La risorsa idrica subisce l’impatto degli eventi estremi causati dai cambiamenti climatici, in particolar modo della siccità.

Ad oggi, secondo gli ultimi studi della Commissione Ue, il numero di persone che vivono in aree considerate sotto stress idrico per almeno un mese all’anno potrebbe passare dai 52 milioni attuali (11% della popolazione europea) a 65 milioni in uno scenario di riscaldamento di 3°C, il che equivale al 15% della popolazione dell’UE.

La maggior parte delle persone esposte a stress idrico vive nei paesi dell’Europa meridionale, tra cui Spagna (22milioni; 50% della popolazione nazionale), Italia (15 milioni; 26%), Grecia (5,4 milioni; 49%) e Portogallo (3,9milioni; 41%).

Le intere popolazioni di Cipro e Malta sono considerate in carenza d’acqua. Nel Mediterraneo il periodo di stress idrico può superare i 5 mesi e durante l’estate, lo sfruttamento dell’acqua può avvicinarsi al 100%.

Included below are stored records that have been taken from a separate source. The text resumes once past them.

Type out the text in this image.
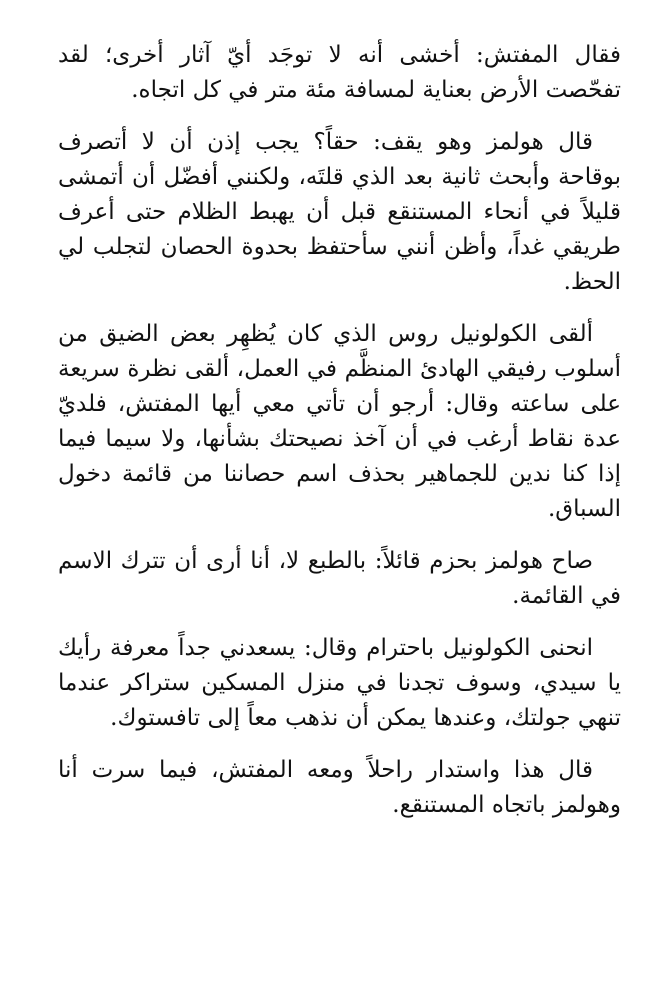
فقال المفتش: أخشى أنه لا توجَد أيّ آثار أخرى؛ لقد تفحّصت الأرض بعناية لمسافة مئة متر في كل اتجاه.

قال هولمز وهو يقف: حقاً؟ يجب إذن أن لا أتصرف بوقاحة وأبحث ثانية بعد الذي قلتَه، ولكنني أفضّل أن أتمشى قليلاً في أنحاء المستنقع قبل أن يهبط الظلام حتى أعرف طريقي غداً، وأظن أنني سأحتفظ بحدوة الحصان لتجلب لي الحظ.

ألقى الكولونيل روس الذي كان يُظهِر بعض الضيق من أسلوب رفيقي الهادئ المنظَّم في العمل، ألقى نظرة سريعة على ساعته وقال: أرجو أن تأتي معي أيها المفتش، فلديّ عدة نقاط أرغب في أن آخذ نصيحتك بشأنها، ولا سيما فيما إذا كنا ندين للجماهير بحذف اسم حصاننا من قائمة دخول السباق.

صاح هولمز بحزم قائلاً: بالطبع لا، أنا أرى أن تترك الاسم في القائمة.

انحنى الكولونيل باحترام وقال: يسعدني جداً معرفة رأيك يا سيدي، وسوف تجدنا في منزل المسكين ستراكر عندما تنهي جولتك، وعندها يمكن أن نذهب معاً إلى تافستوك.

قال هذا واستدار راحلاً ومعه المفتش، فيما سرت أنا وهولمز باتجاه المستنقع.
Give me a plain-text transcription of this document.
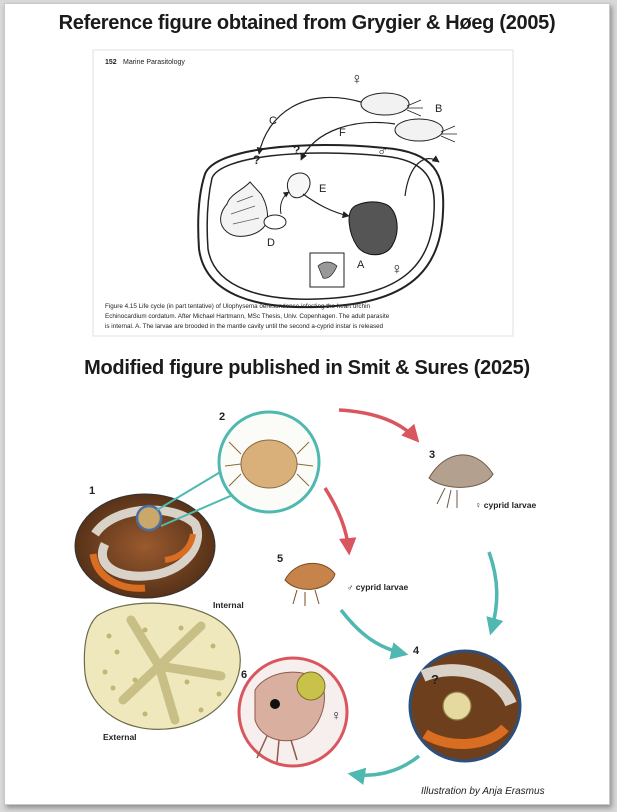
Reference figure obtained from Grygier & Høeg (2005)
Modified figure published in Smit & Sures (2025)
152 Marine Parasitology
C
F
B
E
D
A
♀
♂
♀
?
?
Figure 4.15 Life cycle (in part tentative) of Ulophysema oeresundense infesting the heart urchin
Echinocardium cordatum. After Michael Hartmann, MSc Thesis, Univ. Copenhagen. The adult parasite
is internal. A. The larvae are brooded in the mantle cavity until the second a-cyprid instar is released
1
Internal
External
2
3
♀ cyprid larvae
5
♂ cyprid larvae
4
?
6
♀
Illustration by Anja Erasmus
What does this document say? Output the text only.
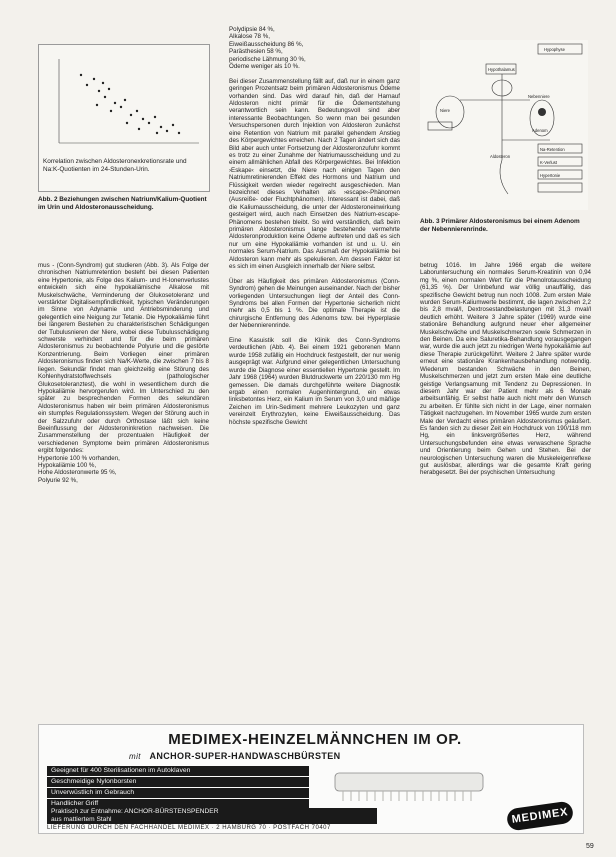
Korrelation zwischen Aldosteronexkretionsrate und Na:K-Quotienten im 24-Stunden-Urin.
Abb. 2 Beziehungen zwischen Natrium/Kalium-Quotient im Urin und Aldosteronausscheidung.
Hypophyse
Hypothalamus
Niere
Nebenniere
Aldosteron
Adenom
Na-Retention
K-Verlust
Hypertonie
Abb. 3 Primärer Aldosteronismus bei einem Adenom der Nebennierenrinde.
mus - (Conn-Syndrom) gut studieren (Abb. 3). Als Folge der chronischen Natriumretention besteht bei diesen Patienten eine Hypertonie, als Folge des Kalium- und H-Ionenverlustes entwickeln sich eine hypokaliämische Alkalose mit Muskelschwäche, Verminderung der Glukosetoleranz und verstärkter Digitalisempfindlichkeit, typischen Veränderungen im Sinne von Adynamie und Antriebsminderung und gelegentlich eine Neigung zur Tetanie. Die Hypokaliämie führt bei längerem Bestehen zu charakteristischen Schädigungen der Tubulusnieren der Niere, wobei diese Tubulusschädigung schwerste verhindert und für die beim primären Aldosteronismus zu beobachtende Polyurie und die gestörte Konzentrierung. Beim Vorliegen einer primären Aldosteronismus finden sich Na/K-Werte, die zwischen 7 bis 8 liegen. Sekundär findet man gleichzeitig eine Störung des Kohlenhydratstoffwechsels (pathologischer Glukosetoleranztest), die wohl in wesentlichem durch die Hypokaliämie hervorgerufen wird. Im Unterschied zu den später zu besprechenden Formen des sekundären Aldosteronismus haben wir beim primären Aldosteronismus ein stumpfes Regulationssystem. Wegen der Störung auch in der Salzzufuhr oder durch Orthostase läßt sich keine Beeinflussung der Aldosteroninkretion nachweisen. Die Zusammenstellung der prozentualen Häufigkeit der verschiedenen Symptome beim primären Aldosteronismus ergibt folgendes:
Hypertonie 100 % vorhanden,
Hypokaliämie 100 %,
Hohe Aldosteronwerte 95 %,
Polyurie 92 %,
Polydipsie 84 %,
Alkalose 78 %,
Eiweißausscheidung 86 %,
Parästhesien 58 %,
periodische Lähmung 30 %,
Ödeme weniger als 10 %.

Bei dieser Zusammenstellung fällt auf, daß nur in einem ganz geringen Prozentsatz beim primären Aldosteronismus Ödeme vorhanden sind. Das wird darauf hin, daß der Harnauf Aldosteron nicht primär für die Ödementstehung verantwortlich sein kann. Bedeutungsvoll sind aber interessante Beobachtungen. So wenn man bei gesunden Versuchspersonen durch Injektion von Aldosteron zunächst eine Retention von Natrium mit parallel gehendem Anstieg des Körpergewichtes erreichen. Nach 2 Tagen ändert sich das Bild aber auch unter Fortsetzung der Aldosteronzufuhr kommt es trotz zu einer Zunahme der Natriumausscheidung und zu einem allmählichen Abfall des Körpergewichtes. Bei Infektion ›Eskape‹ einsetzt, die Niere nach einigen Tagen den Natriumretinierenden Effekt des Hormons und Natrium und Flüssigkeit werden wieder regelrecht ausgeschieden. Man bezeichnet dieses Verhalten als ›escape‹-Phänomen (Ausreiße- oder Fluchtphänomen). Interessant ist dabei, daß die Kaliumausscheidung, die unter der Aldosteroneinwirkung gesteigert wird, auch nach Einsetzen des Natrium-escape-Phänomens bestehen bleibt. So wird verständlich, daß beim primären Aldosteronismus lange bestehende vermehrte Aldosteronproduktion keine Ödeme auftreten und daß es sich nur um eine Hypokaliämie vorhanden ist und u. U. ein normales Serum-Natrium. Das Ausmaß der Hypokaliämie bei Aldosteron kann mehr als spekulieren. Am dessen Faktor ist es sich im einen Ausgleich innerhalb der Niere selbst.

Über als Häufigkeit des primären Aldosteronismus (Conn-Syndrom) gehen die Meinungen auseinander. Nach der bisher vorliegenden Untersuchungen liegt der Anteil des Conn-Syndroms bei allen Formen der Hypertonie sicherlich nicht mehr als 0,5 bis 1 %. Die optimale Therapie ist die chirurgische Entfernung des Adenoms bzw. bei Hyperplasie der Nebennierenrinde.

Eine Kasuistik soll die Klinik des Conn-Syndroms verdeutlichen (Abb. 4). Bei einem 1921 geborenen Mann wurde 1958 zufällig ein Hochdruck festgestellt, der nur wenig ausgeprägt war. Aufgrund einer gelegentlichen Untersuchung wurde die Diagnose einer essentiellen Hypertonie gestellt. Im Jahr 1968 (1964) wurden Blutdruckwerte um 220/130 mm Hg gemessen. Die damals durchgeführte weitere Diagnostik ergab einen normalen Augenhintergrund, ein etwas linksbetontes Herz, ein Kalium im Serum von 3,0 und mäßige Zeichen im Urin-Sediment mehrere Leukozyten und ganz vereinzelt Erythrozyten, keine Eiweißausscheidung. Das höchste spezifische Gewicht
betrug 1016. Im Jahre 1966 ergab die weitere Laboruntersuchung ein normales Serum-Kreatinin von 0,94 mg %, einen normalen Wert für die Phenolrotausscheidung (61,35 %). Der Urinbefund war völlig unauffällig, das spezifische Gewicht betrug nun noch 1008. Zum ersten Male wurden Serum-Kaliumwerte bestimmt, die lagen zwischen 2,2 bis 2,8 mval/l, Dextrosestandbelastungen mit 31,3 mval/l deutlich erhöht. Weitere 3 Jahre später (1969) wurde eine stationäre Behandlung aufgrund neuer eher allgemeiner Muskelschwäche und Muskelschmerzen sowie Schmerzen in den Beinen. Da eine Saluretika-Behandlung vorausgegangen war, wurde die auch jetzt zu niedrigen Werte hypokaliämie auf diese Therapie zurückgeführt. Weitere 2 Jahre später wurde erneut eine stationäre Krankenhausbehandlung notwendig. Wiederum bestanden Schwäche in den Beinen, Muskelschmerzen und jetzt zum ersten Male eine deutliche geistige Verlangsamung mit Tendenz zu Depressionen. In diesem Jahr war der Patient mehr als 6 Monate arbeitsunfähig. Er selbst hatte auch nicht mehr den Wunsch zu arbeiten. Er fühlte sich nicht in der Lage, einer normalen Tätigkeit nachzugehen. Im November 1965 wurde zum ersten Male der Verdacht eines primären Aldosteronismus geäußert. Es fanden sich zu dieser Zeit ein Hochdruck von 190/118 mm Hg, ein linksvergrößertes Herz, während Untersuchungsbefunden eine etwas verwaschene Sprache und Orientierung beim Gehen und Stehen. Bei der neurologischen Untersuchung waren die Muskeleigenreflexe gut auslösbar, allerdings war die gesamte Kraft gering herabgesetzt. Bei der psychischen Untersuchung
MEDIMEX-HEINZELMÄNNCHEN IM OP.
mit ANCHOR-SUPER-HANDWASCHBÜRSTEN
Geeignet für 400 Sterilisationen im Autoklaven
Geschmeidige Nylonborsten
Unverwüstlich im Gebrauch
Handlicher Griff
Praktisch zur Entnahme: ANCHOR-BÜRSTENSPENDER
aus mattiertem Stahl
LIEFERUNG DURCH DEN FACHHANDEL MEDIMEX · 2 HAMBURG 70 · POSTFACH 70407
MEDIMEX
59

Una siccità prolungata comporta danni diretti derivanti dalla perdita di disponibilità di acqua per usi civili, agricoli e industriali ma anche perdita di biodiversità, minori rese delle colture agrarie e degli allevamenti zootecnici, e perdita di equilibrio degli ecosistemi naturali.

Tra i fiumi che quest’estate sono andati più in sofferenza c’è il Po, che secondo l’Autorità Distrettuale del Fiume Po, ha visto una situazione generale di stress idrico diffuso nel bacino del fiume, con portate del 30% sotto la media.

Tra i settori che più risentono dell’emergenza siccità c’è poi l’agricoltura, settore particolarmente esposto a riduzioni nelle rese a causa di fenomeni di scarsità idrica e siccitosi, in cui si prevede una perdita di circa un miliardo di euro per mancanza di raccolti.

E non dimentichiamo le aree urbane.

Secondo il Centro Euro-Mediterraneo sui cambiamenti climatici, negli scenari futuri le situazioni di siccità e scarsità idrica più frequenti che verranno a determinarsi porteranno ad un aumento della competizione tra domanda d’acqua potabile per uso urbano e per usi agricoli, industriali-energetici e per garantire il funzionamento dei servizi ecosistemici.

Un conflitto potenziale che si colloca, come visto, in un contesto di stress idrico medio-alto esistente già oggi.